I am in genuine awe of John Basinger, who has learned the whole of Paradise Lost by heart – all 12 books, 10,565 lines and 60,000-odd words. He completed his feat in 2001 and can still recite it today; his achievement is so astonishing that the journal Memory recently conducted a study on him. Testing Basinger by giving him two lines from the beginning or middle of each book, the academics found he could recall the next 10 lines each time. He achieved it, they believe, by “deeply analysing the poem’s structure and meaning over lengthy repetitions“. They suggest that “exceptional memorisers such as [Basinger] are made, not born, and that cognitive expertise can be demonstrated even in later adulthood”.

As well as awe, I’ll admit to feeling a little jealous of Basinger, because I hardly know any poetry by heart. When my mum was at school, it was something they were made to do, and she can recite scads and scads; I just called her to check, and she could reel off Upon Westminster Bridge, Ozymandias, Adlestrop and lots of Shakespeare. And she says her grandmother, brought up in the west of Ireland, knew hundreds of poems by heart.

It wasn’t something we did at my school, though, and I do regret it. The poems I remember are few and far between and usually incomplete. From childhood, I can summon up John Masefield’s Sea Fever, Eleanor Farjeon’s Cats Sleep Anywhere and Irene Rutherford Mcleod’s Lone Dog in their entirety. (I went through a phase when I had trouble sleeping and was told firmly that learning poems would make me drop off; lots of bits and pieces remain from this period, from most of Edward Lear’s runcible spoons to less than I would like of TS Eliot’s mystery cat.)

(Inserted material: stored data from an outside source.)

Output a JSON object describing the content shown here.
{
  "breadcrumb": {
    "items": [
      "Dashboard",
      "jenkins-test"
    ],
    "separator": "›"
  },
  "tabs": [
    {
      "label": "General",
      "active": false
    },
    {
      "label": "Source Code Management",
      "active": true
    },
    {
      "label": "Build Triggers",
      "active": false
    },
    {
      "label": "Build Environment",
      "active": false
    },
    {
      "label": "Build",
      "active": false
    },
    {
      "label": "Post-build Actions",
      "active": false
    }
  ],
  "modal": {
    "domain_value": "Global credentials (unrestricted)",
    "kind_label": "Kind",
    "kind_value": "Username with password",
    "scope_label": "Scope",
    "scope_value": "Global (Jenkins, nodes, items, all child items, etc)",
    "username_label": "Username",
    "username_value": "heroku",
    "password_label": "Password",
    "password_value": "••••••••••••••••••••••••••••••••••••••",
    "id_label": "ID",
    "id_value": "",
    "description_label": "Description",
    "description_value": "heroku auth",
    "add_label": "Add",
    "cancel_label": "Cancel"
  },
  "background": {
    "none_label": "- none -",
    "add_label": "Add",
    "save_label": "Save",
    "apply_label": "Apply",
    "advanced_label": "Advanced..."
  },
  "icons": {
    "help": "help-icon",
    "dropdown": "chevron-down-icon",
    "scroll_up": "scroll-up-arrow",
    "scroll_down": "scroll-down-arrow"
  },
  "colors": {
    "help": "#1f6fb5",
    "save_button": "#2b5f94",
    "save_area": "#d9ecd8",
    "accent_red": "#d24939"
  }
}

But that’s not particularly impressive, is it? (Actually, scrap the question mark – it’s not.) As an adult I’ve made even less effort to learn poetry, and all I can recite as a whole is Gerard Manley Hopkins’s Spring and Fall, because I loved it so much I wanted to learn it. Apart from that, there are snippets which will dart into my head and tantalise me with wanting to remember more. Last week it was Tennyson – “I hate the dreadful hollow, behind the little wood, / Its lips in the field above are dabbled with blood-red heath” – and I had to go and track down the rest of Maud. It’s far too long for a person with a brain smaller than Mr Basinger’s to learn, but I’m thinking I might try and commit some sections to memory. (Did anyone else read Monica Dickens’s World’s End books, by the way? I always remember the teacher whirling around the classroom, arms aloft, chanting “Come into the garden, Maud”.)

Before that it was EE Cummings and “a smooth round stone / as small as a world and as large as alone”, which led to a rereading of Maggie and Milly and Molly and May. Now that one looks learnable …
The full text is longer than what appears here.